Radikalisierte Zeit

ClausAllgemein

Wir sind inmitten der Woche, in der es um Wahrheit, Wahrhaftigkeit und Klärung geht. Gründonnerstag, Karfreitag, Karsamstag, Ostersonntag…

Das letzte gemeinsame Mahl – oder auch: Göttliches und Menschliches an einem Tisch vereint…
Verrat, Demütigung, Nichtverstehen, Leiden, Einsamkeit, Tod…
Abgrundtiefe Stille, Leere, das empfundene Nichts…
Wandlung, Erwachen, Neubeginn…

Wir werden mit exemplarischen Lebensstationen konfrontiert, die jedem von uns in jeder Stunde begegnen können; manchmal auch als Täter, manchmal als Opfer. Und jeweils ist es eine besondere, eine herausragende Zeit. Auf ihre Weise enthält sie unendlich viel an Erfahrung, Erkennen und Transformation. Es ist Kairos-Zeit. Etwas bricht auf existentielle Weise ein in unser Sein. Und es erschüttert.

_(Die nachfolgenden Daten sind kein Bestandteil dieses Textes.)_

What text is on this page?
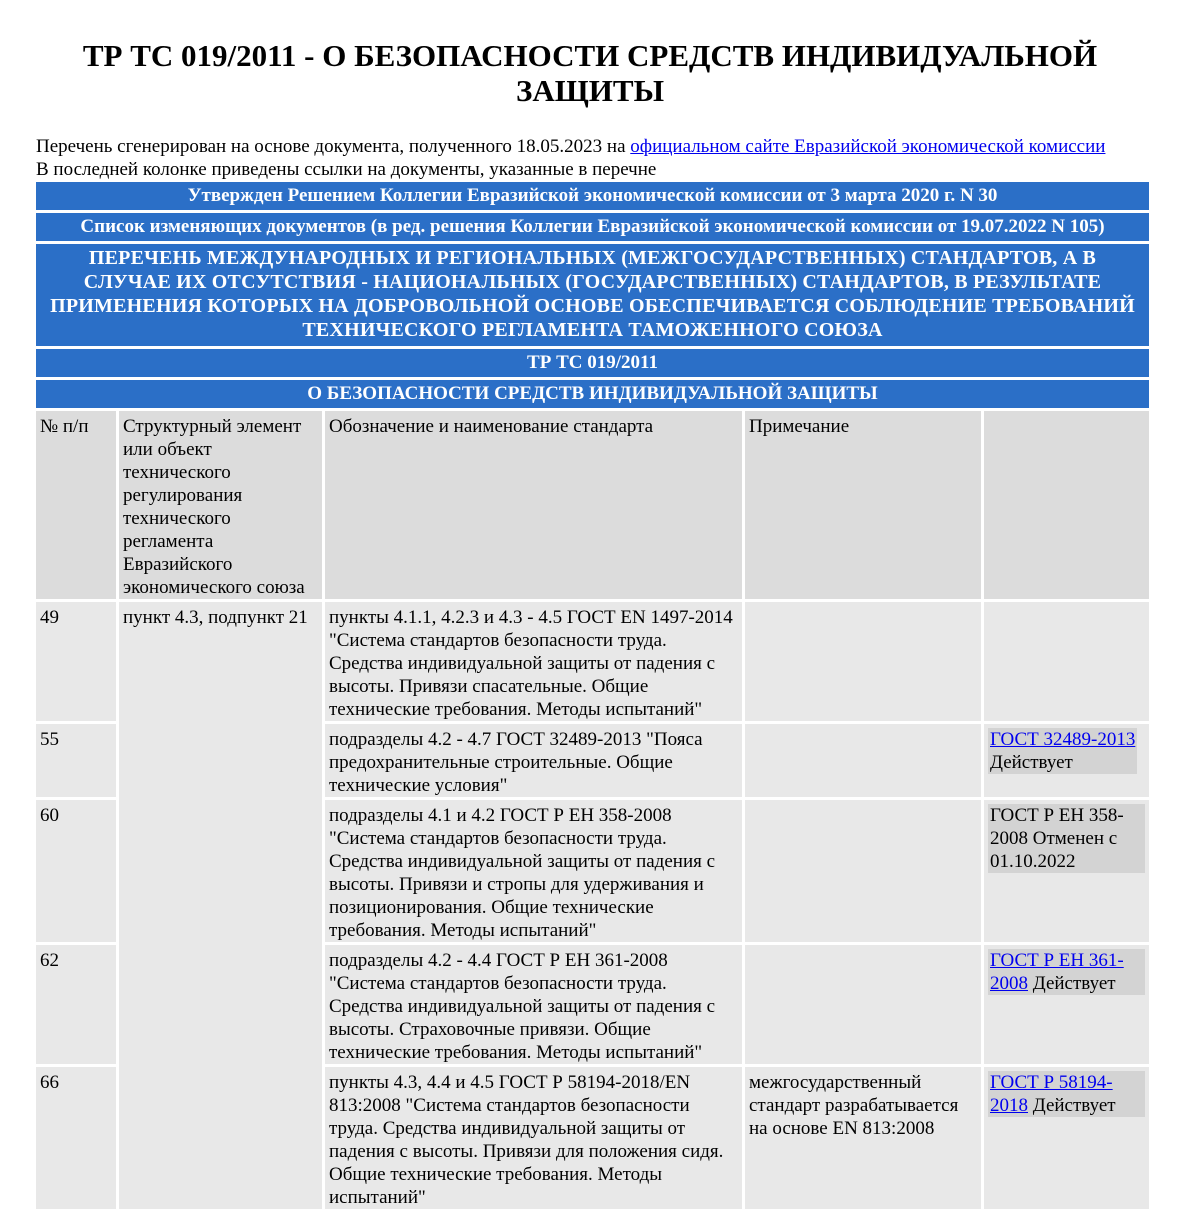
ТР ТС 019/2011 - О БЕЗОПАСНОСТИ СРЕДСТВ ИНДИВИДУАЛЬНОЙ ЗАЩИТЫ
Перечень сгенерирован на основе документа, полученного 18.05.2023 на официальном сайте Евразийской экономической комиссии
В последней колонке приведены ссылки на документы, указанные в перечне
Утвержден Решением Коллегии Евразийской экономической комиссии от 3 марта 2020 г. N 30				
Список изменяющих документов (в ред. решения Коллегии Евразийской экономической комиссии от 19.07.2022 N 105)				
ПЕРЕЧЕНЬ МЕЖДУНАРОДНЫХ И РЕГИОНАЛЬНЫХ (МЕЖГОСУДАРСТВЕННЫХ) СТАНДАРТОВ, А В СЛУЧАЕ ИХ ОТСУТСТВИЯ - НАЦИОНАЛЬНЫХ (ГОСУДАРСТВЕННЫХ) СТАНДАРТОВ, В РЕЗУЛЬТАТЕ ПРИМЕНЕНИЯ КОТОРЫХ НА ДОБРОВОЛЬНОЙ ОСНОВЕ ОБЕСПЕЧИВАЕТСЯ СОБЛЮДЕНИЕ ТРЕБОВАНИЙ ТЕХНИЧЕСКОГО РЕГЛАМЕНТА ТАМОЖЕННОГО СОЮЗА				
ТР ТС 019/2011				
О БЕЗОПАСНОСТИ СРЕДСТВ ИНДИВИДУАЛЬНОЙ ЗАЩИТЫ				
№ п/п	Структурный элемент или объект технического регулирования технического регламента Евразийского экономического союза	Обозначение и наименование стандарта	Примечание	
49	пункт 4.3, подпункт 21	пункты 4.1.1, 4.2.3 и 4.3 - 4.5 ГОСТ EN 1497-2014 "Система стандартов безопасности труда. Средства индивидуальной защиты от падения с высоты. Привязи спасательные. Общие технические требования. Методы испытаний"		
55		подразделы 4.2 - 4.7 ГОСТ 32489-2013 "Пояса предохранительные строительные. Общие технические условия"		ГОСТ 32489-2013
Действует
60		подразделы 4.1 и 4.2 ГОСТ Р ЕН 358-2008 "Система стандартов безопасности труда. Средства индивидуальной защиты от падения с высоты. Привязи и стропы для удерживания и позиционирования. Общие технические требования. Методы испытаний"		ГОСТ Р ЕН 358-2008 Отменен с 01.10.2022
62		подразделы 4.2 - 4.4 ГОСТ Р ЕН 361-2008 "Система стандартов безопасности труда. Средства индивидуальной защиты от падения с высоты. Страховочные привязи. Общие технические требования. Методы испытаний"		ГОСТ Р ЕН 361-2008 Действует
66		пункты 4.3, 4.4 и 4.5 ГОСТ Р 58194-2018/EN 813:2008 "Система стандартов безопасности труда. Средства индивидуальной защиты от падения с высоты. Привязи для положения сидя. Общие технические требования. Методы испытаний"	межгосударственный стандарт разрабатывается на основе EN 813:2008	ГОСТ Р 58194-2018 Действует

Es geht bei Kairos nicht nur, wie so oft vermutet und geschrieben wird, um das sogenannte Schöne, um den angenehmen Hauch des Ewigen. Kairos meint ultimative Radikalisierung der Seinsweise. In jedem Moment, in allem, was uns begegnet, kann sie sich zu erkennen geben. Manchmal mag es empfunden werden wie ein Stich ins Herz; ein anderes mal berührt dich zeitloses Glück oder auch das tiefe, momenthaft wahrgenommene Gefühl der Diaphanie, des Durchscheines und Erwachens. Und alles sind Erkenntnisweisen über das Sein an sich und unsere Stellung auf Erden und im Universum. Was ich nun bei mir wahrgenommen, erkannt und verstanden habe, kann ich schließlich allem anderen Leben auch als Potentialität zubilligen.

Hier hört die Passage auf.